Poursuite de la lutte

Mais un jugement expéditif dans une affaire complexe, avec de lourdes peines prononcées à 48 heures du scrutin, conforte l’idée que l’aspiration à un État de droit, exprimée semaine après semaine dans la rue, n’a pas été entendue. Le pouvoir n’a pas mieux qu’un ersatz de justice à proposer. Démarche contre-productive : en fait de catharsis, c’est le soupçon d’une magistrature aux ordres qui a primé. D’autant qu’au même moment les mêmes juges condamnaient à tour de bras des manifestants pour entrave au processus électoral.

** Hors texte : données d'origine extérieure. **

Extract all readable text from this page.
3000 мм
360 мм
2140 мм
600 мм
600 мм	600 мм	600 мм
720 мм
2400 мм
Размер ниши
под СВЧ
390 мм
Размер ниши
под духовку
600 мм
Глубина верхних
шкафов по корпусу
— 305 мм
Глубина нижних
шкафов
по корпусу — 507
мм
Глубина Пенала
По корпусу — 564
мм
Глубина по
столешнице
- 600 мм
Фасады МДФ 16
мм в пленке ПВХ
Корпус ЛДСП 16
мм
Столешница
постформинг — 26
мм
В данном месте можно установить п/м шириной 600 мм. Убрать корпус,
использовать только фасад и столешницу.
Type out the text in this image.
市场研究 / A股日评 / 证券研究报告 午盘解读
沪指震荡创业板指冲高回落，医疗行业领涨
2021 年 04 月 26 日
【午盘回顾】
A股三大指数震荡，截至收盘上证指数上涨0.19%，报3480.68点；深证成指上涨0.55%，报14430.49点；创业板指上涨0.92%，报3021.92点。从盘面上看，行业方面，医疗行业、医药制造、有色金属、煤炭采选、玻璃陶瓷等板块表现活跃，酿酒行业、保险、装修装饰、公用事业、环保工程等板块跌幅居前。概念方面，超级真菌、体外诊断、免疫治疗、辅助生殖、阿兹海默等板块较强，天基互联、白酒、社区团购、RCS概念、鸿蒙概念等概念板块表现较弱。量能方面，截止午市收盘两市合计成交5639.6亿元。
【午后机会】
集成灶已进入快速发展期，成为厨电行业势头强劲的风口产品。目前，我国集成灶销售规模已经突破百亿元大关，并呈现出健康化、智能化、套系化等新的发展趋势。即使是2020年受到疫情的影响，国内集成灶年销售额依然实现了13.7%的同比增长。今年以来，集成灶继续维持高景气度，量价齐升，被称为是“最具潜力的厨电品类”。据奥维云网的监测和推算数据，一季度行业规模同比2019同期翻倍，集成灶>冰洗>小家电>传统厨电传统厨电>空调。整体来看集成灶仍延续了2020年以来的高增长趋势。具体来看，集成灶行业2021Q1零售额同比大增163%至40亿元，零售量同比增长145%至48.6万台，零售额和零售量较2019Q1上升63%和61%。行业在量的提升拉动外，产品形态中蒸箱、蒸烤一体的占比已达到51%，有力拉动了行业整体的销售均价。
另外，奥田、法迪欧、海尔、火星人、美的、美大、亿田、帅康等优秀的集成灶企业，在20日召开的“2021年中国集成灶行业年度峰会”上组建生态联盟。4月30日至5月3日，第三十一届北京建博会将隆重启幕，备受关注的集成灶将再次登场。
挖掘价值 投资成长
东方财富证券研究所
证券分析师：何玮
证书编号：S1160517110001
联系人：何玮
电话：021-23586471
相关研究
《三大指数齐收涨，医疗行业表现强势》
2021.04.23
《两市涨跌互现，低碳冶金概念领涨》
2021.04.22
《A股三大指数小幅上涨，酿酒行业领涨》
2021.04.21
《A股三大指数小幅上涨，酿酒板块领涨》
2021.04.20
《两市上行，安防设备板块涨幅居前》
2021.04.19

La parenthèse ouverte par le Hirak n’est pas près de se refermer. Les plaies sont à vif

Les tenants du pouvoir auraient tort de s’imaginer qu’un nouveau président permettra de tourner la page du Hirak. Il offrira, au mieux, ce que l’économiste Adam Smith théorisait comme l’« aléa moral », soit « la maximisation de l’intérêt individuel sans prise en compte des conséquences défavorables sur l’utilité collective ».

Une nouvelle incarnation civile permettra au « système » – l’État profond, dans d’autres cultures – de retrouver quelques mois le doux confort de l’opacité. Mais la parenthèse ouverte par le Hirak n’est pas près de se refermer. Les plaies sont à vif. Les fractures, multiples et profondes. Surtout, les Algériens ont découvert que la force du nombre permet même de déboulonner un président au pouvoir depuis vingt ans. Le matin du vote, nombre d’entre eux promettaient de poursuivre la lutte sous d’autres formes.